Apart from the changed narrative and the striking set designs, this performance is also memorable for its skilled execution. The dancers maintain a uniformly high technical and artistic standard, though this is very much a company production rather than one of individual stars. I felt rather as one does when emerging from, say, Matthew Bourne's Nutcracker!
or his Swan Lake
, where the lively scenes involving, respectively, the child orphans and the swans, often make the greatest impact. Given, in fact, that the doll only comes to life some way into the show - before which, in her automaton persona, she moves jerkily and clumsily - this Coppélia
offers relatively few opportunities for much in the way of lushly romantic lovers' encounters.
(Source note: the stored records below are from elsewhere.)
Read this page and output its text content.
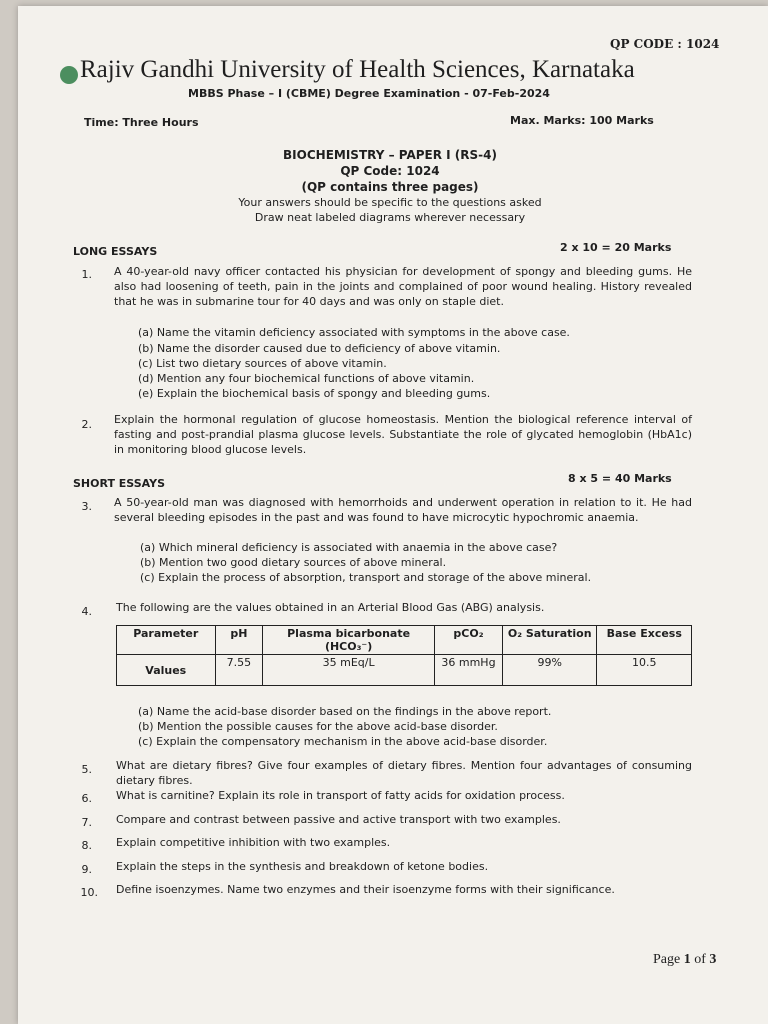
QP CODE : 1024
Rajiv Gandhi University of Health Sciences, Karnataka
MBBS Phase – I (CBME) Degree Examination - 07-Feb-2024
Time: Three Hours	Max. Marks: 100 Marks
BIOCHEMISTRY – PAPER I (RS-4)
QP Code: 1024
(QP contains three pages)
Your answers should be specific to the questions asked
Draw neat labeled diagrams wherever necessary
LONG ESSAYS	2 x 10 = 20 Marks
1. A 40-year-old navy officer contacted his physician for development of spongy and bleeding gums. He also had loosening of teeth, pain in the joints and complained of poor wound healing. History revealed that he was in submarine tour for 40 days and was only on staple diet.
(a) Name the vitamin deficiency associated with symptoms in the above case.
(b) Name the disorder caused due to deficiency of above vitamin.
(c) List two dietary sources of above vitamin.
(d) Mention any four biochemical functions of above vitamin.
(e) Explain the biochemical basis of spongy and bleeding gums.
2. Explain the hormonal regulation of glucose homeostasis. Mention the biological reference interval of fasting and post-prandial plasma glucose levels. Substantiate the role of glycated hemoglobin (HbA1c) in monitoring blood glucose levels.
SHORT ESSAYS	8 x 5 = 40 Marks
3. A 50-year-old man was diagnosed with hemorrhoids and underwent operation in relation to it. He had several bleeding episodes in the past and was found to have microcytic hypochromic anaemia.
(a) Which mineral deficiency is associated with anaemia in the above case?
(b) Mention two good dietary sources of above mineral.
(c) Explain the process of absorption, transport and storage of the above mineral.
4. The following are the values obtained in an Arterial Blood Gas (ABG) analysis.
Parameter	pH	Plasma bicarbonate (HCO₃⁻)	pCO₂	O₂ Saturation	Base Excess
Values	7.55	35 mEq/L	36 mmHg	99%	10.5
(a) Name the acid-base disorder based on the findings in the above report.
(b) Mention the possible causes for the above acid-base disorder.
(c) Explain the compensatory mechanism in the above acid-base disorder.
5. What are dietary fibres? Give four examples of dietary fibres. Mention four advantages of consuming dietary fibres.
6. What is carnitine? Explain its role in transport of fatty acids for oxidation process.
7. Compare and contrast between passive and active transport with two examples.
8. Explain competitive inhibition with two examples.
9. Explain the steps in the synthesis and breakdown of ketone bodies.
10. Define isoenzymes. Name two enzymes and their isoenzyme forms with their significance.
Page 1 of 3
Instead, the emphasis is very much on beefing up the story's comic elements, which is achieved with great success.
As is so often the case with other innovative versions of classic ballets or operas, this new release may not necessarily be the best choice for someone coming new to Coppélia.
Anyone looking for something a little more mainstream need not worry, however, because there are several more conventional accounts that are worth watching. My particular favourite version on DVD stars pocket spitfire Nadia Nerina in a slightly abridged BBC television broadcast from the late 1950s (ICAD 5058, see here
), though anyone averse to black-and-white TV transmissions will need to look elsewhere. Another version that has given me a great deal of pleasure is from the Paris Opera Ballet school's students, recorded in 2003 (TDK DV-BLCOP), in which the young dancers' sheer enthusiasm and obvious pleasure in performing in front of an enthusiastic live audience - presumably including their proud mamans
- is ideally suited to Delibes's lively and colourful score.
This new Coppélia
deserves, nonetheless, a very warm welcome. It undoubtedly offers an attractive and highly diverting alternative vision of the piece and, as such, is a worthwhile 21st century supplement to the long performing tradition of what Daria Klimentová would certainly describe as "magical" and classic ballet.